Pandemi Covid-19 memang berdampak sangat signifikan terhadap penurunan perekonomian nasional maupun global. Tidak sedikit perekonomian negara-negara di belahan dunia yang goyah bahkan terpuruk usai di hantam badai pandemi Covid-19, namun tidak dengan Indonesia! loh kok bisa?
Koperasi dan Usaha Menengah Kecil Mikro (UMKM) adalah jawaban masih kokohnya perekonomian negara kita meski sempat goyang di masa pandemi Covid-19.
Dalam catatan sejarah negeri ini, Koperasi dan UMKM yang berbasis ekonomi kerakyatan, terbukti senantiasa menjadi pondasi kebangkitan dan kekuatan perekonomian negara.
Masih ingat krisis moneter (Krismon) 1998 dimana pertumbuhan ekonomi kita minus 13 persen? Hanya koperasi serta UMKM yang mampu bertahan, tetap eksis dan konsisten menopang terpuruknya perekonomian negara kala itu, perlahan-lahan bangkit, maju dan keluar dari Krismon 98.
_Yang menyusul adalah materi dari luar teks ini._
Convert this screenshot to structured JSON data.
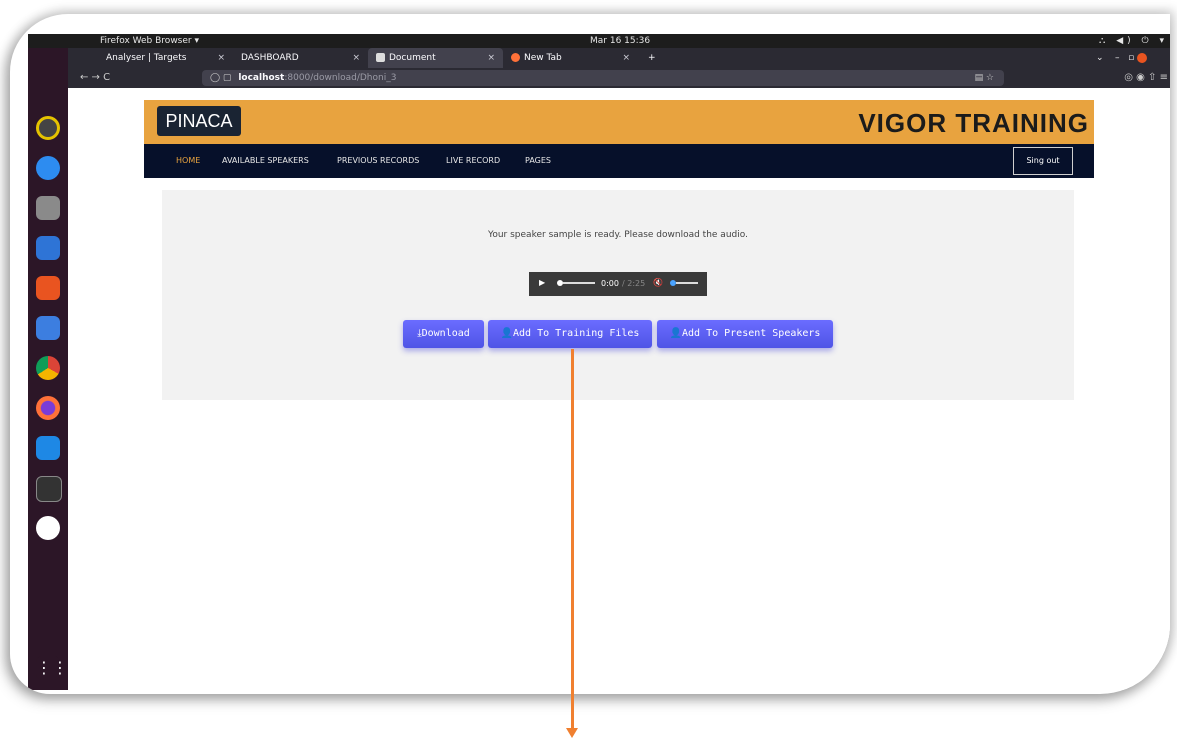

Ironisnya, di saat ekonomi kita jatuh, perusahaan-perusahaan bangkrut, bank nasional maupun swasta tutup atau terpaksa merger agar bertahan, segelintir pecundang bangsa yang tak lain swasta-swasta besar atau konglomerat, memilih kabur membawa uangnya keluar dari Indonesia, bukannya ikut berjuang bersama segenap bangsa dan negara di masa-masa krisis multidimensi saat itu.
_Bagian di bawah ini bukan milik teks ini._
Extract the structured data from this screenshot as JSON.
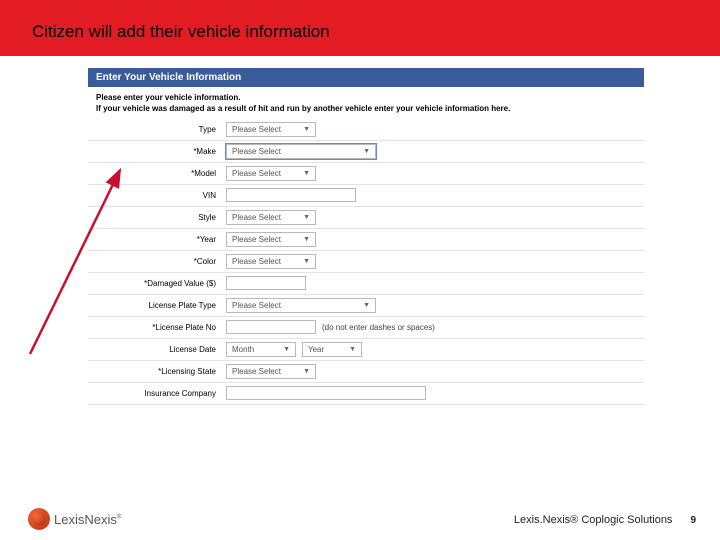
{
  "slide": {
    "title": "Citizen will add their vehicle information",
    "panel_header": "Enter Your Vehicle Information",
    "instruction_line1": "Please enter your vehicle information.",
    "instruction_line2": "If your vehicle was damaged as a result of hit and run by another vehicle enter your vehicle information here.",
    "placeholder": "Please Select",
    "fields": {
      "type": {
        "label": "Type"
      },
      "make": {
        "label": "*Make"
      },
      "model": {
        "label": "*Model"
      },
      "vin": {
        "label": "VIN"
      },
      "style": {
        "label": "Style"
      },
      "year": {
        "label": "*Year"
      },
      "color": {
        "label": "*Color"
      },
      "damaged_value": {
        "label": "*Damaged Value ($)"
      },
      "license_plate_type": {
        "label": "License Plate Type"
      },
      "license_plate_no": {
        "label": "*License Plate No",
        "hint": "(do not enter dashes or spaces)"
      },
      "license_date": {
        "label": "License Date",
        "month": "Month",
        "year": "Year"
      },
      "licensing_state": {
        "label": "*Licensing State"
      },
      "insurance_company": {
        "label": "Insurance Company"
      }
    }
  },
  "footer": {
    "brand_a": "Lexis",
    "brand_b": "Nexis",
    "product": "Lexis.Nexis® Coplogic Solutions",
    "page": "9"
  },
  "colors": {
    "accent_red": "#e31b23",
    "header_blue": "#3b5c9a",
    "arrow_red": "#c8102e"
  }
}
Di masa pandemi Covid-19 yang situasi-kondisinya mirip-mirip Krismon 98, koperasi dan UMKM kembali menjadi pahlawan penyelamat perekonomian negara.
Meski jumlahnya semakin berkurang, keberadaan koperasi masih mampu menggairahkan ekonomi nasional, karena koperasi dapat menjangkau 64 juta pelaku UMKM yang tersebar di pelosok negeri ini.
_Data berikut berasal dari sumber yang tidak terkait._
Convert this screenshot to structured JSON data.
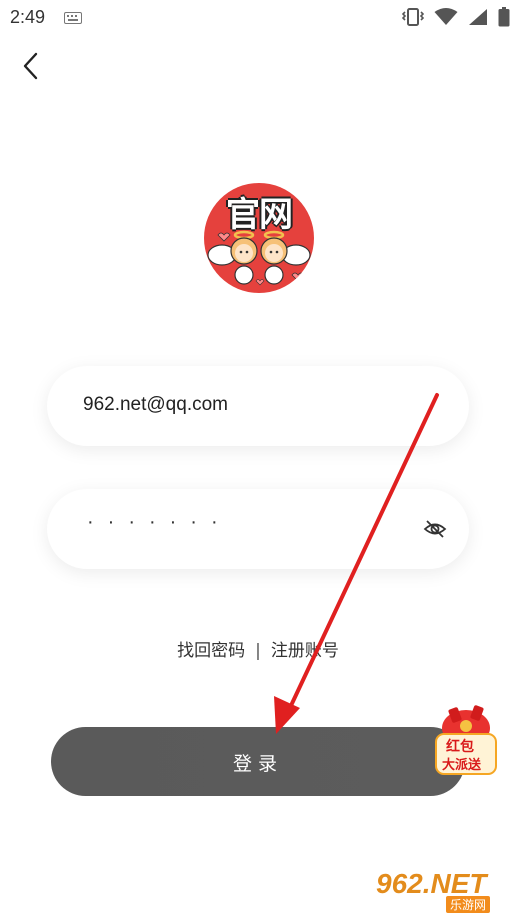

Sementara UMKM yang tetap hidup berkat sokongan koperasi, menjalankan perannya sebagai penggerak pemulihan ekonomi nasional, dimana UMKM berkontribusi besar terhadap PDB Indonesia sebesar 61,07 persen atau senilai dengan Rp 8,573,89 triliun dan mampu menyerap 97 persen dari total tenaga kerja yang ada, serta dapat menghimpun sampai 60,4 persen dari total investasi.
Tidak dapat dipungkiri, peran koperasi sangat sentral dan signifikan dalam membantu pelaku UMKM melalui program bantuan atau kredit untuk permodalan mereka.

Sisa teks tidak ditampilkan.